Description of Origamis by Schottky groups

TL;DR

This paper characterizes origami pairs, which are special branched covers of elliptic curves, using Schottky and Kleinian groups, providing a geometric framework for understanding their structure.

Contribution

It introduces the concept of origami-Schottky groups and describes their structure using Klein-Maskit combination theorems, linking origami pairs to Kleinian group theory.

Findings

Defines origami-Schottky groups as Kleinian groups containing a Schottky subgroup

Provides a geometric description of these groups using Klein-Maskit theorems

Establishes a connection between origami pairs and Kleinian group structures

Abstract

Let $(S,\eta)$ be an origami pair, that is, $S$ is a closed Riemann surface of genus $g \geq1$ and $\eta:S \to E$ is a holomorphic branched covering, with at most one branch value, where $E$ is a genus one Riemann surface.

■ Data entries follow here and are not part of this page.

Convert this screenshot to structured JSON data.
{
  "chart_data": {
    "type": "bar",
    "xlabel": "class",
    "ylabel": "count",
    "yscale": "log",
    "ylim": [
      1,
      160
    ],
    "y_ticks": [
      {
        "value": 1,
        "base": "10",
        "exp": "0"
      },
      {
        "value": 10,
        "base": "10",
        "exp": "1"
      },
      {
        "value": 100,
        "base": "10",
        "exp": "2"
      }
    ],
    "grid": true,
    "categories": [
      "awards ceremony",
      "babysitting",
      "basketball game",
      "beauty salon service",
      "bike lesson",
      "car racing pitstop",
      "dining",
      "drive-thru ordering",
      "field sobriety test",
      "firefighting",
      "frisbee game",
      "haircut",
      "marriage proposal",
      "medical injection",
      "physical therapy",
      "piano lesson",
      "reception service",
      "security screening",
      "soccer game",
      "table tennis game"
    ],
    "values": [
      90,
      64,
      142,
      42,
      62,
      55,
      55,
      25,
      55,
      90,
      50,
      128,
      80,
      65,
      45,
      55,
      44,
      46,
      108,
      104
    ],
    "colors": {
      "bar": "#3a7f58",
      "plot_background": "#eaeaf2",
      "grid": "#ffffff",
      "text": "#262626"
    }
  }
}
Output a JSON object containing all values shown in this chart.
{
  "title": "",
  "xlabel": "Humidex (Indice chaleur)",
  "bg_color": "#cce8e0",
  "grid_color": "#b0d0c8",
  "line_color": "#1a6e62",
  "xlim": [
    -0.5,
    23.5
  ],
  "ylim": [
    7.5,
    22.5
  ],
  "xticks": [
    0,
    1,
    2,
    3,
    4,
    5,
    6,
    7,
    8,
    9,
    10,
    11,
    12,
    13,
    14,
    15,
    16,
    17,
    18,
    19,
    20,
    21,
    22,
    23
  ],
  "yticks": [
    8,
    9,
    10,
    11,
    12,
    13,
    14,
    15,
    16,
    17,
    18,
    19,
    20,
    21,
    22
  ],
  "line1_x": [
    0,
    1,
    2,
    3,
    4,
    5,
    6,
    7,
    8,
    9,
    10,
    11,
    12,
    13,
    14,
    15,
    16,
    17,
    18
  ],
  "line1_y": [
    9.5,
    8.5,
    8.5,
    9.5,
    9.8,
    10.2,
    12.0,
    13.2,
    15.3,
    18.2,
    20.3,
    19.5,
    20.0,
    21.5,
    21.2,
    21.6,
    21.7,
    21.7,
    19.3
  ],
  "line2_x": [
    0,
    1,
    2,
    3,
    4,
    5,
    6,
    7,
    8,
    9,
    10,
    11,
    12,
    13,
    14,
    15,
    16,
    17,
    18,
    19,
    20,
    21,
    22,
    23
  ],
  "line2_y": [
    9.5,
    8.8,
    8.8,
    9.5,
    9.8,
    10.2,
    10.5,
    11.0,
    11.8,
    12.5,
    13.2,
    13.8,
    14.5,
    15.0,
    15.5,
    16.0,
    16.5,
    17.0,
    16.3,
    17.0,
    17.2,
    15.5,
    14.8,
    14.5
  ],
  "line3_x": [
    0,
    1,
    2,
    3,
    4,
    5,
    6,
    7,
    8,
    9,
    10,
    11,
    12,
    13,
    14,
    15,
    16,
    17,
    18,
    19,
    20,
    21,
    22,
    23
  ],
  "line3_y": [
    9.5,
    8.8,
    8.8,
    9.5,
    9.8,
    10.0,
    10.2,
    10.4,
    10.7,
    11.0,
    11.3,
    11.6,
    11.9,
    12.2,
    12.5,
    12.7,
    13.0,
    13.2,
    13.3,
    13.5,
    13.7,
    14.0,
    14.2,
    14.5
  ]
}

As the lowest uniformizations of $S$ are provided by Schottky groups, we are interested in describing origami pairs in terms of virtual Schottky groups. In other words, we are interested in those Kleinian groups $K$ which contain, as a finite index subgroup, a Schottky group $\Gamma$ such that $S=\Omega/\Gamma$ and such that $\eta$ is induced by the inclusion $\Gamma \leq K$. We say that $K$ is an origami-Schottky group. We provide a geometrical structural picture, in terms of the Klein-Maskit combination theorems, of these origami-Schottky groups.